A pior mentira de se mentir é a verdade que se esconde de si mesmo.

Porque para alguém que nem mesmo costumava arrancar as folhas do calendário pregado na geladeira fissurar-se tanto no contínuo fluxo do tempo ao ponto de agourar o passado para entender o presente esquecendo-se das pausas dos descansos das folgas tão somente para preenchê-las com um futuro que não é de agora e que ainda há de ser para cobrir as lacunas do tempo com algo que entrementes não o iria saciar a fome que se sente no instante é uma metamorfose sem casulo súbita e irreal.

Respire.

Senão você perde o fio da meada.

É como piscar os olhos e levantar de um coma. Assim como o piloto automático condensa uma inconsciência para o avião que o impede de cair, a rotina é uma enfermeira que te cuida para que não venha a falecer antes do momento em que você decide acordar. Comer, banhar, trabalhar e dormir.

Isso é morrer o hoje vivendo pelo amanhã.

Você está morto agora?

Porque eu jazia sob sete palmos de terra como a cápsula do tempo mais precoce do mundo. E me revirava debaixo dos lençóis, tentando fechar os olhos para ver a manhã raiar. Mas não fui apenas eu aquele quem teve que arcar com os males da insônia naquela noite.

— Matheus? — Laura murmurava o meu nome. — Matheus!

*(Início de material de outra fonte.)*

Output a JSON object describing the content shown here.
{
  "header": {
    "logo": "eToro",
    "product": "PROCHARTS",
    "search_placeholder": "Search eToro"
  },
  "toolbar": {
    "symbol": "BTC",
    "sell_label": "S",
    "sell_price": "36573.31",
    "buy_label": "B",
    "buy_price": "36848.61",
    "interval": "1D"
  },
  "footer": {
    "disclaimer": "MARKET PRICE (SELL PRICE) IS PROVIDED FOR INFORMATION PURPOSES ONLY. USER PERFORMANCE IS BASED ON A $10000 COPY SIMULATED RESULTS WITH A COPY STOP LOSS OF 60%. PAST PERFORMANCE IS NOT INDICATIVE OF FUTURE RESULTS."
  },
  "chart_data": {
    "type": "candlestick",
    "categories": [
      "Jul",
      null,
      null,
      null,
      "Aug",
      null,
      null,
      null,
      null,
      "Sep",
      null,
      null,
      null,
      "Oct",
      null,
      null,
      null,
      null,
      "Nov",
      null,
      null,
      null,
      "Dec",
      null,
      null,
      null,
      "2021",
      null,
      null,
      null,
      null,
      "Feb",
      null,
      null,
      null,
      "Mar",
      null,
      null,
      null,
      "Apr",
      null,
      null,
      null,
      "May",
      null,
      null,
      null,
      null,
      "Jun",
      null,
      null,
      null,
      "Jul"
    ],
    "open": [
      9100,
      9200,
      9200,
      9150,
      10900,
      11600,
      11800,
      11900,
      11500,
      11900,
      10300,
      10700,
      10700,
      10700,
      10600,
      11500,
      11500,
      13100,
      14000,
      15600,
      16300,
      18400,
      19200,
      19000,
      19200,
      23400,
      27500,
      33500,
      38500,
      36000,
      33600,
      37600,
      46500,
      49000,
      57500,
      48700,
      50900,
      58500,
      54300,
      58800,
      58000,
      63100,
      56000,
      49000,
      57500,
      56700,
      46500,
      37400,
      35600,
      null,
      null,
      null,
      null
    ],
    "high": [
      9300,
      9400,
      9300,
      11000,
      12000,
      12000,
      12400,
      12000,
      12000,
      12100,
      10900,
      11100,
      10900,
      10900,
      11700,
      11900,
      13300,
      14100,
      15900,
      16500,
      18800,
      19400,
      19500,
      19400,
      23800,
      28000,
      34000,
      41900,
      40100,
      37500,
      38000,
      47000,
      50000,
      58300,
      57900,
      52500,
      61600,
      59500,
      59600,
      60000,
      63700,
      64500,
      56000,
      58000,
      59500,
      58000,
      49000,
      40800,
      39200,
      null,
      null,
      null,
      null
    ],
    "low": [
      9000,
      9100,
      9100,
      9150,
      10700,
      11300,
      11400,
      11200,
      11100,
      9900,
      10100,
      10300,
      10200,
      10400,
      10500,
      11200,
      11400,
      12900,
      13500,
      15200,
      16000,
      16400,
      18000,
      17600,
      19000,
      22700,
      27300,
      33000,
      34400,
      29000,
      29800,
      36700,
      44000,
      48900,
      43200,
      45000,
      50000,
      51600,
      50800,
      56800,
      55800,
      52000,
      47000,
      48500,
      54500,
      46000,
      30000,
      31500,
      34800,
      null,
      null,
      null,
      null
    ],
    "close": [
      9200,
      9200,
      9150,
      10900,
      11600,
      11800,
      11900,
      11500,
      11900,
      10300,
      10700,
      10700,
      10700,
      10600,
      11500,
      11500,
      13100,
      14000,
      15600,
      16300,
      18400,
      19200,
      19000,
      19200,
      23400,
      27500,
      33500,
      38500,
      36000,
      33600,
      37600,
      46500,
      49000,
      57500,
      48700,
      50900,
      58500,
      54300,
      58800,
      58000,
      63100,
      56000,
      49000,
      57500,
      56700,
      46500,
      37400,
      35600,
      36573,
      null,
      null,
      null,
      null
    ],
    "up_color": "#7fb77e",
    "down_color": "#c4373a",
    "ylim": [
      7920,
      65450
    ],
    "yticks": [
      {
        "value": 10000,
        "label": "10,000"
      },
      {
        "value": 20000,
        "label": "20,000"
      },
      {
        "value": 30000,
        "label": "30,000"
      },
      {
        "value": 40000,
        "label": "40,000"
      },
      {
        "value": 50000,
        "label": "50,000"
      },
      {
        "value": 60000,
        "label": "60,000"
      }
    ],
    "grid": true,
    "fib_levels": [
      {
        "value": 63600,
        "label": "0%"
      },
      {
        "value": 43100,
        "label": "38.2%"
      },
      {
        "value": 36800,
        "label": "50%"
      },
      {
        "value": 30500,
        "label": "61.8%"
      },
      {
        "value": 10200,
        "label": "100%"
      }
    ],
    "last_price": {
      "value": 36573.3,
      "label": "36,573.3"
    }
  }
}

Sua voz me chamava do limiar da porta. E o tom tremelicoso de seus sussurros foi o suficiente para me desenterrar. Levantei-me da cova-cama num ímpeto e renasci.

— Laura? O que foi, menina?

Seus olhos marejavam enquanto ela corria até mim, arrastando seus cobertores pelo chão. Ela caminhava na ponta dos pés, sem olhar para trás nem a nada senão a mim.

— Um pesadelo? — perguntei.

Ela abanou a cabeça, secando suas lágrimas.

— Quer dormir aqui comigo? — sugeri.

E ela assentiu mais uma vez, imitando-se no recente passado. Laura escalou pela cama e arrastou-se até o meu lado. Mas somente quando suas mãozinhas apertaram as minhas costas num abraço, foi que um calafrio me desceu o corpo como um choque de realidade.

Sei que cantores aprendem a controlar a voz de peito, de garganta, de diafragma e talvez muitas outras coisas que meu vago conhecimento desconhece. Embora eu não seja nenhum cantor, eu deveria aprender a mediar as vozes de minha cabeça e encontrar alguma harmonia nos pensamentos.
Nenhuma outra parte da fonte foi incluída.